May 18, 2023 version files 99.45 GB

Abstract

Identifying and growing new crop varieties with the highest yield is of utmost importance to ensure robust and sustainable food supplies for the global population. Plant breeding programs benefit from increasing technological support but still rely on full growth cycle and manual yield measurement, hindering speed of development. While methods to predict yield have been proposed, satisfying levels of performance are still to be reached. In this study, we propose a new machine learning model that simultaneously leverages both genotype and phenotype measurement by fusing multiple sources of input data collected by unmanned aerial systems: longitudinal multispectral and thermal images, digital elevation models, along with single nucleotide polymorphisms (SNPs) measurements. To tackle the varying number of observations for each sample, we leverage a deep multiple instance learning framework with an attention mechanism that also allows us to shed light on the importance the trained model gives to each data input during prediction, enhancing interpretability.

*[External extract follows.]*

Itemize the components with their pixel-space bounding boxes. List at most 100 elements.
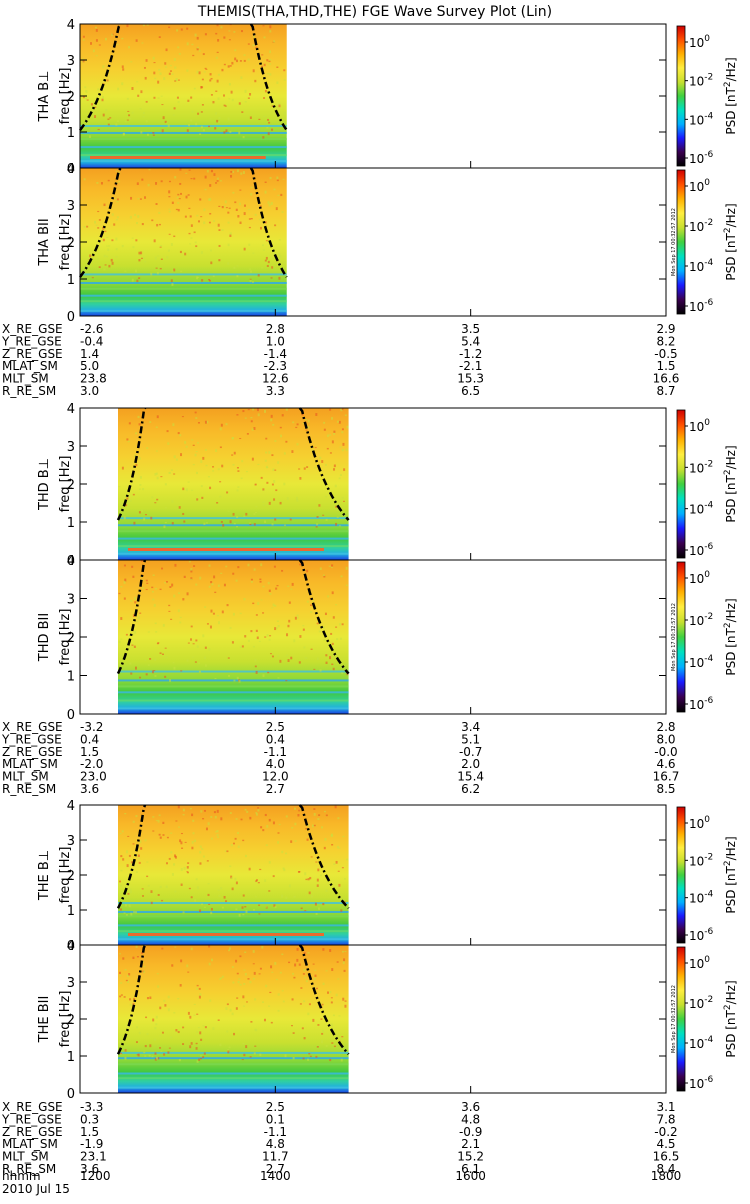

Our model reaches 0.754~±~0.024 Pearson correlation coefficient when predicting yield in similar environmental conditions, which represents a 34.8% improvement over the genotype-only linear baseline (0.559~±~0.050). Moreover, we achieve transfer to a new, unseen environment where we obtain 0.386~±~0.010~(0.407 for ensemble performance) Pearson correlation coefficient when predicting yield on new lines when using genotypes alone, a 13.5% improvement over the linear baseline. We show that our multi-modal deep learning architecture efficiently accounts for plant health and environment, thereby distilling out the genetic contribution and providing excellent predictions. Yield prediction algorithms leveraging phenotypic observations during training are therefore expected to improve plant breeding programs with more accurate selections of lines, speeding up delivery of improved varieties.